It’s been a rough couple of months for drone enthusiasts in the U.S. capital. In January, a drone manufacturer decided to disable its devices within the boundaries of downtown Washington, D.C., after a remote-controlled drone crashed on the White House lawn. And yet, earlier this month, another man was arrested for trying to use a drone too near President Obama’s residence.
This drone dilemma may seem like a singularly modern problem—after all, the world is only just confronting how to maintain safety and privacy in a world where anyone can operate one of the aircraft. And yet, these ill-fated aviators have a precursor who predates the availability of recreational drones.

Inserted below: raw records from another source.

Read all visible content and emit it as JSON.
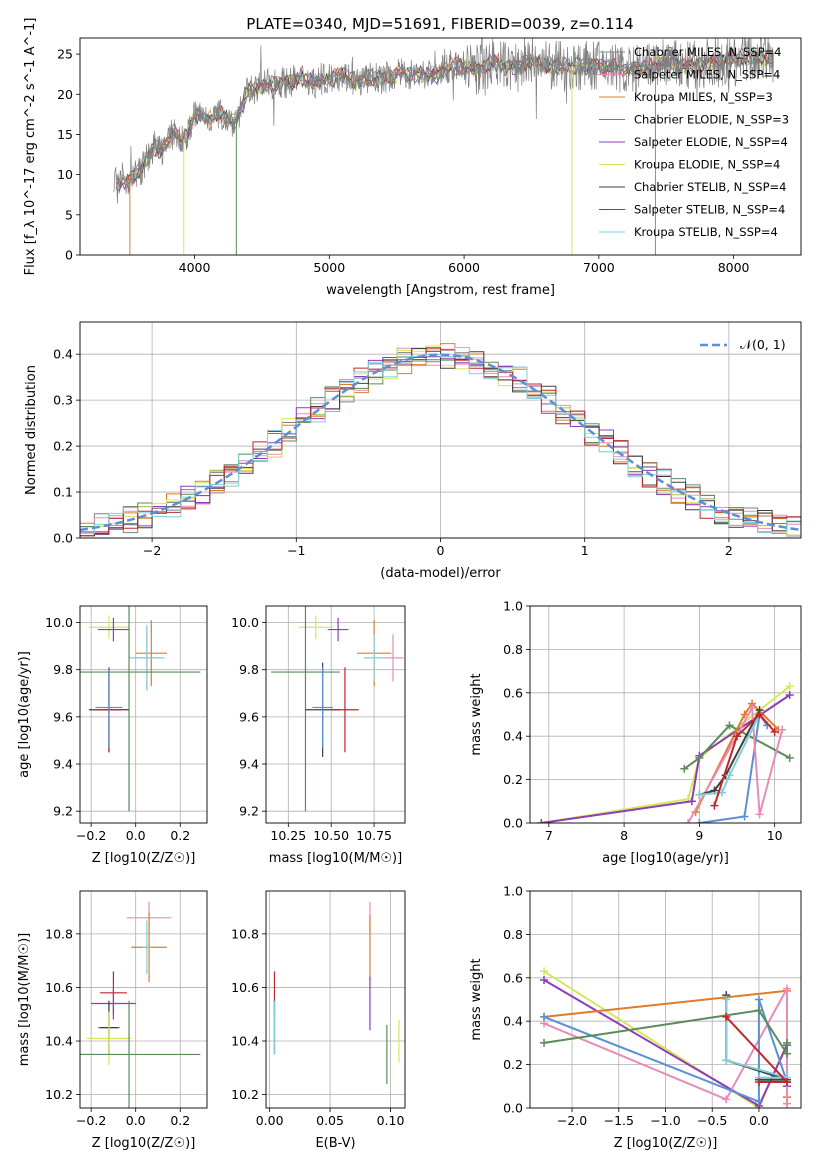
{
  "chart_data": [
    {
      "type": "line",
      "title": "PLATE=0340, MJD=51691, FIBERID=0039, z=0.114",
      "xlabel": "wavelength [Angstrom, rest frame]",
      "ylabel": "Flux [f_λ 10^-17 erg cm^-2 s^-1 A^-1]",
      "xlim": [
        3150,
        8500
      ],
      "ylim": [
        0,
        27
      ],
      "xticks": [
        4000,
        5000,
        6000,
        7000,
        8000
      ],
      "yticks": [
        0,
        5,
        10,
        15,
        20,
        25
      ],
      "legend_position": "right",
      "series": [
        {
          "name": "Chabrier MILES, N_SSP=4",
          "color": "#808080"
        },
        {
          "name": "Salpeter MILES, N_SSP=4",
          "color": "#e88bb8"
        },
        {
          "name": "Kroupa MILES, N_SSP=3",
          "color": "#e07b2a"
        },
        {
          "name": "Chabrier ELODIE, N_SSP=3",
          "color": "#5b8a5b"
        },
        {
          "name": "Salpeter ELODIE, N_SSP=4",
          "color": "#8e3cb8"
        },
        {
          "name": "Kroupa ELODIE, N_SSP=4",
          "color": "#d4e85a"
        },
        {
          "name": "Chabrier STELIB, N_SSP=4",
          "color": "#404040"
        },
        {
          "name": "Salpeter STELIB, N_SSP=4",
          "color": "#c0262a"
        },
        {
          "name": "Kroupa STELIB, N_SSP=4",
          "color": "#7fd0d8"
        }
      ],
      "spectrum": {
        "x": [
          3400,
          3450,
          3500,
          3550,
          3600,
          3650,
          3700,
          3750,
          3800,
          3850,
          3900,
          3950,
          4000,
          4100,
          4200,
          4300,
          4400,
          4500,
          4600,
          4700,
          4800,
          4900,
          5000,
          5100,
          5200,
          5300,
          5400,
          5500,
          5600,
          5700,
          5800,
          5900,
          6000,
          6100,
          6200,
          6300,
          6400,
          6500,
          6600,
          6700,
          6800,
          6900,
          7000,
          7100,
          7200,
          7300,
          7400,
          7500,
          7600,
          7700,
          7800,
          7900,
          8000,
          8100,
          8200,
          8300
        ],
        "y": [
          9.5,
          9.0,
          9.3,
          10.0,
          10.5,
          12.0,
          13.5,
          13.0,
          14.0,
          15.5,
          14.0,
          15.0,
          17.5,
          17.0,
          17.5,
          16.5,
          20.5,
          21.0,
          21.5,
          21.5,
          22.0,
          21.5,
          22.0,
          22.5,
          21.5,
          22.0,
          22.0,
          22.5,
          22.5,
          22.5,
          22.5,
          23.5,
          23.5,
          23.0,
          24.0,
          23.5,
          23.5,
          24.0,
          23.5,
          23.5,
          23.5,
          23.5,
          23.5,
          23.5,
          23.0,
          23.0,
          23.5,
          24.0,
          23.5,
          23.5,
          24.0,
          24.0,
          24.5,
          24.5,
          24.5,
          24.5
        ]
      }
    },
    {
      "type": "bar",
      "xlabel": "(data-model)/error",
      "ylabel": "Normed distribution",
      "xlim": [
        -2.5,
        2.5
      ],
      "ylim": [
        0,
        0.47
      ],
      "xticks": [
        -2,
        -1,
        0,
        1,
        2
      ],
      "xtick_labels": [
        "−2",
        "−1",
        "0",
        "1",
        "2"
      ],
      "yticks": [
        0.0,
        0.1,
        0.2,
        0.3,
        0.4
      ],
      "yticklabels": [
        "0.0",
        "0.1",
        "0.2",
        "0.3",
        "0.4"
      ],
      "grid": true,
      "legend_position": "top-right",
      "reference_curve": {
        "name": "𝒩(0, 1)",
        "color": "#5b8fd6"
      }
    },
    {
      "type": "scatter",
      "xlabel": "Z [log10(Z/Z☉)]",
      "ylabel": "age [log10(age/yr)]",
      "xlim": [
        -0.25,
        0.32
      ],
      "ylim": [
        9.15,
        10.07
      ],
      "xticks": [
        -0.2,
        0.0,
        0.2
      ],
      "xticklabels": [
        "−0.2",
        "0.0",
        "0.2"
      ],
      "yticks": [
        9.2,
        9.4,
        9.6,
        9.8,
        10.0
      ],
      "yticklabels": [
        "9.2",
        "9.4",
        "9.6",
        "9.8",
        "10.0"
      ],
      "grid": true,
      "points": [
        {
          "color": "#d4e85a",
          "x": -0.12,
          "y": 9.98,
          "xerr": 0.09,
          "yerr": 0.05
        },
        {
          "color": "#8e3cb8",
          "x": -0.1,
          "y": 9.97,
          "xerr": 0.07,
          "yerr": 0.05
        },
        {
          "color": "#e88bb8",
          "x": 0.05,
          "y": 9.85,
          "xerr": 0.05,
          "yerr": 0.13
        },
        {
          "color": "#e07b2a",
          "x": 0.07,
          "y": 9.87,
          "xerr": 0.07,
          "yerr": 0.14
        },
        {
          "color": "#7fd0d8",
          "x": 0.05,
          "y": 9.85,
          "xerr": 0.08,
          "yerr": 0.14
        },
        {
          "color": "#5b8a5b",
          "x": -0.03,
          "y": 9.79,
          "xerr": 0.32,
          "yerr": 0.59
        },
        {
          "color": "#404040",
          "x": -0.12,
          "y": 9.63,
          "xerr": 0.09,
          "yerr": 0.18
        },
        {
          "color": "#c0262a",
          "x": -0.12,
          "y": 9.63,
          "xerr": 0.06,
          "yerr": 0.18
        },
        {
          "color": "#5b8fd6",
          "x": -0.12,
          "y": 9.64,
          "xerr": 0.06,
          "yerr": 0.17
        }
      ]
    },
    {
      "type": "scatter",
      "xlabel": "mass [log10(M/M☉)]",
      "xlim": [
        10.12,
        10.93
      ],
      "ylim": [
        9.15,
        10.07
      ],
      "xticks": [
        10.25,
        10.5,
        10.75
      ],
      "xticklabels": [
        "10.25",
        "10.50",
        "10.75"
      ],
      "yticks": [
        9.2,
        9.4,
        9.6,
        9.8,
        10.0
      ],
      "yticklabels": [
        "9.2",
        "9.4",
        "9.6",
        "9.8",
        "10.0"
      ],
      "grid": true,
      "points": [
        {
          "color": "#d4e85a",
          "x": 10.41,
          "y": 9.98,
          "xerr": 0.1,
          "yerr": 0.05
        },
        {
          "color": "#8e3cb8",
          "x": 10.54,
          "y": 9.97,
          "xerr": 0.06,
          "yerr": 0.05
        },
        {
          "color": "#e88bb8",
          "x": 10.86,
          "y": 9.85,
          "xerr": 0.06,
          "yerr": 0.1
        },
        {
          "color": "#e07b2a",
          "x": 10.75,
          "y": 9.87,
          "xerr": 0.1,
          "yerr": 0.14
        },
        {
          "color": "#7fd0d8",
          "x": 10.75,
          "y": 9.85,
          "xerr": 0.06,
          "yerr": 0.1
        },
        {
          "color": "#5b8a5b",
          "x": 10.35,
          "y": 9.79,
          "xerr": 0.2,
          "yerr": 0.59
        },
        {
          "color": "#404040",
          "x": 10.45,
          "y": 9.63,
          "xerr": 0.1,
          "yerr": 0.2
        },
        {
          "color": "#c0262a",
          "x": 10.58,
          "y": 9.63,
          "xerr": 0.08,
          "yerr": 0.18
        },
        {
          "color": "#5b8fd6",
          "x": 10.45,
          "y": 9.64,
          "xerr": 0.06,
          "yerr": 0.17
        }
      ]
    },
    {
      "type": "line",
      "xlabel": "age [log10(age/yr)]",
      "ylabel": "mass weight",
      "xlim": [
        6.75,
        10.35
      ],
      "ylim": [
        0,
        1
      ],
      "xticks": [
        7,
        8,
        9,
        10
      ],
      "yticks": [
        0.0,
        0.2,
        0.4,
        0.6,
        0.8,
        1.0
      ],
      "yticklabels": [
        "0.0",
        "0.2",
        "0.4",
        "0.6",
        "0.8",
        "1.0"
      ],
      "grid": true,
      "series": [
        {
          "color": "#d4e85a",
          "x": [
            6.9,
            8.85,
            9.0,
            10.2
          ],
          "y": [
            0.0,
            0.11,
            0.3,
            0.63
          ]
        },
        {
          "color": "#8e3cb8",
          "x": [
            6.9,
            8.9,
            9.0,
            10.2
          ],
          "y": [
            0.0,
            0.1,
            0.31,
            0.59
          ]
        },
        {
          "color": "#5b8a5b",
          "x": [
            8.8,
            9.0,
            9.4,
            10.2
          ],
          "y": [
            0.25,
            0.3,
            0.45,
            0.3
          ]
        },
        {
          "color": "#e07b2a",
          "x": [
            8.95,
            9.6,
            9.7,
            10.05
          ],
          "y": [
            0.05,
            0.5,
            0.55,
            0.43
          ]
        },
        {
          "color": "#5b8fd6",
          "x": [
            9.0,
            9.6,
            9.8,
            9.9
          ],
          "y": [
            0.0,
            0.03,
            0.5,
            0.45
          ]
        },
        {
          "color": "#e88bb8",
          "x": [
            8.85,
            9.7,
            9.8,
            10.1
          ],
          "y": [
            0.0,
            0.53,
            0.04,
            0.43
          ]
        },
        {
          "color": "#404040",
          "x": [
            9.0,
            9.2,
            9.35,
            9.8
          ],
          "y": [
            0.13,
            0.15,
            0.22,
            0.52
          ]
        },
        {
          "color": "#7fd0d8",
          "x": [
            9.0,
            9.3,
            9.4,
            9.8
          ],
          "y": [
            0.13,
            0.14,
            0.22,
            0.5
          ]
        },
        {
          "color": "#c0262a",
          "x": [
            9.2,
            9.5,
            9.8,
            10.0
          ],
          "y": [
            0.08,
            0.4,
            0.5,
            0.42
          ]
        }
      ]
    },
    {
      "type": "scatter",
      "xlabel": "Z [log10(Z/Z☉)]",
      "ylabel": "mass [log10(M/M☉)]",
      "xlim": [
        -0.25,
        0.32
      ],
      "ylim": [
        10.15,
        10.96
      ],
      "xticks": [
        -0.2,
        0.0,
        0.2
      ],
      "xticklabels": [
        "−0.2",
        "0.0",
        "0.2"
      ],
      "yticks": [
        10.2,
        10.4,
        10.6,
        10.8
      ],
      "yticklabels": [
        "10.2",
        "10.4",
        "10.6",
        "10.8"
      ],
      "grid": true,
      "points": [
        {
          "color": "#e88bb8",
          "x": 0.06,
          "y": 10.86,
          "xerr": 0.1,
          "yerr": 0.06
        },
        {
          "color": "#e07b2a",
          "x": 0.06,
          "y": 10.75,
          "xerr": 0.08,
          "yerr": 0.13
        },
        {
          "color": "#7fd0d8",
          "x": 0.05,
          "y": 10.75,
          "xerr": 0.02,
          "yerr": 0.1
        },
        {
          "color": "#c0262a",
          "x": -0.1,
          "y": 10.58,
          "xerr": 0.06,
          "yerr": 0.08
        },
        {
          "color": "#8e3cb8",
          "x": -0.1,
          "y": 10.54,
          "xerr": 0.1,
          "yerr": 0.06
        },
        {
          "color": "#5b8fd6",
          "x": -0.12,
          "y": 10.45,
          "xerr": 0.05,
          "yerr": 0.1
        },
        {
          "color": "#404040",
          "x": -0.12,
          "y": 10.45,
          "xerr": 0.04,
          "yerr": 0.1
        },
        {
          "color": "#d4e85a",
          "x": -0.12,
          "y": 10.41,
          "xerr": 0.1,
          "yerr": 0.1
        },
        {
          "color": "#5b8a5b",
          "x": -0.03,
          "y": 10.35,
          "xerr": 0.32,
          "yerr": 0.2
        }
      ]
    },
    {
      "type": "scatter",
      "xlabel": "E(B-V)",
      "xlim": [
        -0.003,
        0.112
      ],
      "ylim": [
        10.15,
        10.96
      ],
      "xticks": [
        0.0,
        0.05,
        0.1
      ],
      "xticklabels": [
        "0.00",
        "0.05",
        "0.10"
      ],
      "yticks": [
        10.2,
        10.4,
        10.6,
        10.8
      ],
      "yticklabels": [
        "10.2",
        "10.4",
        "10.6",
        "10.8"
      ],
      "grid": true,
      "points": [
        {
          "color": "#c0262a",
          "x": 0.004,
          "y": 10.58,
          "xerr": 0,
          "yerr": 0.08
        },
        {
          "color": "#5b8fd6",
          "x": 0.004,
          "y": 10.45,
          "xerr": 0,
          "yerr": 0.1
        },
        {
          "color": "#404040",
          "x": 0.004,
          "y": 10.45,
          "xerr": 0,
          "yerr": 0.1
        },
        {
          "color": "#7fd0d8",
          "x": 0.004,
          "y": 10.45,
          "xerr": 0,
          "yerr": 0.1
        },
        {
          "color": "#e88bb8",
          "x": 0.083,
          "y": 10.86,
          "xerr": 0,
          "yerr": 0.06
        },
        {
          "color": "#e07b2a",
          "x": 0.083,
          "y": 10.75,
          "xerr": 0,
          "yerr": 0.12
        },
        {
          "color": "#8e3cb8",
          "x": 0.083,
          "y": 10.54,
          "xerr": 0,
          "yerr": 0.1
        },
        {
          "color": "#5b8a5b",
          "x": 0.097,
          "y": 10.35,
          "xerr": 0,
          "yerr": 0.11
        },
        {
          "color": "#d4e85a",
          "x": 0.107,
          "y": 10.4,
          "xerr": 0,
          "yerr": 0.08
        }
      ]
    },
    {
      "type": "line",
      "xlabel": "Z [log10(Z/Z☉)]",
      "ylabel": "mass weight",
      "xlim": [
        -2.45,
        0.45
      ],
      "ylim": [
        0,
        1
      ],
      "xticks": [
        -2.0,
        -1.5,
        -1.0,
        -0.5,
        0.0
      ],
      "xticklabels": [
        "−2.0",
        "−1.5",
        "−1.0",
        "−0.5",
        "0.0"
      ],
      "yticks": [
        0.0,
        0.2,
        0.4,
        0.6,
        0.8,
        1.0
      ],
      "yticklabels": [
        "0.0",
        "0.2",
        "0.4",
        "0.6",
        "0.8",
        "1.0"
      ],
      "grid": true,
      "series": [
        {
          "color": "#d4e85a",
          "x": [
            -2.3,
            0.0,
            0.3,
            0.3
          ],
          "y": [
            0.63,
            0.0,
            0.3,
            0.25
          ]
        },
        {
          "color": "#8e3cb8",
          "x": [
            -2.3,
            0.0,
            0.3,
            0.3
          ],
          "y": [
            0.59,
            0.01,
            0.29,
            0.1
          ]
        },
        {
          "color": "#e07b2a",
          "x": [
            -2.3,
            0.3,
            0.3,
            0.3
          ],
          "y": [
            0.42,
            0.54,
            0.05,
            0.02
          ]
        },
        {
          "color": "#e88bb8",
          "x": [
            -2.3,
            -0.35,
            0.3,
            0.3
          ],
          "y": [
            0.39,
            0.04,
            0.55,
            0.02
          ]
        },
        {
          "color": "#5b8fd6",
          "x": [
            -2.3,
            0.0,
            0.0,
            0.3
          ],
          "y": [
            0.42,
            0.03,
            0.5,
            0.12
          ]
        },
        {
          "color": "#5b8a5b",
          "x": [
            -2.3,
            0.0,
            0.3,
            0.3
          ],
          "y": [
            0.3,
            0.45,
            0.25,
            0.3
          ]
        },
        {
          "color": "#404040",
          "x": [
            -0.35,
            -0.35,
            0.3,
            0.0
          ],
          "y": [
            0.52,
            0.22,
            0.13,
            0.13
          ]
        },
        {
          "color": "#7fd0d8",
          "x": [
            -0.35,
            -0.35,
            0.3,
            0.0
          ],
          "y": [
            0.5,
            0.22,
            0.14,
            0.14
          ]
        },
        {
          "color": "#c0262a",
          "x": [
            -0.35,
            0.3,
            0.3,
            0.0
          ],
          "y": [
            0.42,
            0.12,
            0.12,
            0.12
          ]
        }
      ]
    }
  ]
}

His name is Mathias Rust, and it was on May 28, 1987, that he landed a plane in Moscow’s Red Square. His story, as reported by TIME the following week, sounds like the Cold War, pre-drone version of the stories that have come out of Washington in recent months:
But, while drone landings at the White House have so far been perceived as stunts or mistakes, Rust’s flight had larger implications.
Until that day, the world thought that Russia’s tightly guarded airspace was effectively impregnable. That a teenager was able to fly hundreds of miles from Helsinki to Moscow without encountering that defense revealed that the Soviet military did not have as tight a hold on air security as had been believed. Meanwhile, on the other side of the Iron Curtain, Rust’s West German compatriots worried that his stunt, which seemed funny at first, might imperil the fragile relationships at the heart of the Cold War.
Rust himself said that he decided to undertake the flight in order to speak to Russians—but that summer he got more than he bargained for, when he was charged with crimes including “malicious hooliganism” and eventually sentenced to four years in a labor camp, of which he served about one.
“Rust again told reporters that his flight across 500 miles of tightly defended Soviet airspace had been part of a campaign for improved East-West relations. ”It was worth my freedom, my liberty,'” TIME noted on the occasion of his early release. “He admitted, however, that it was ‘not responsible’ and that he would not do it again.”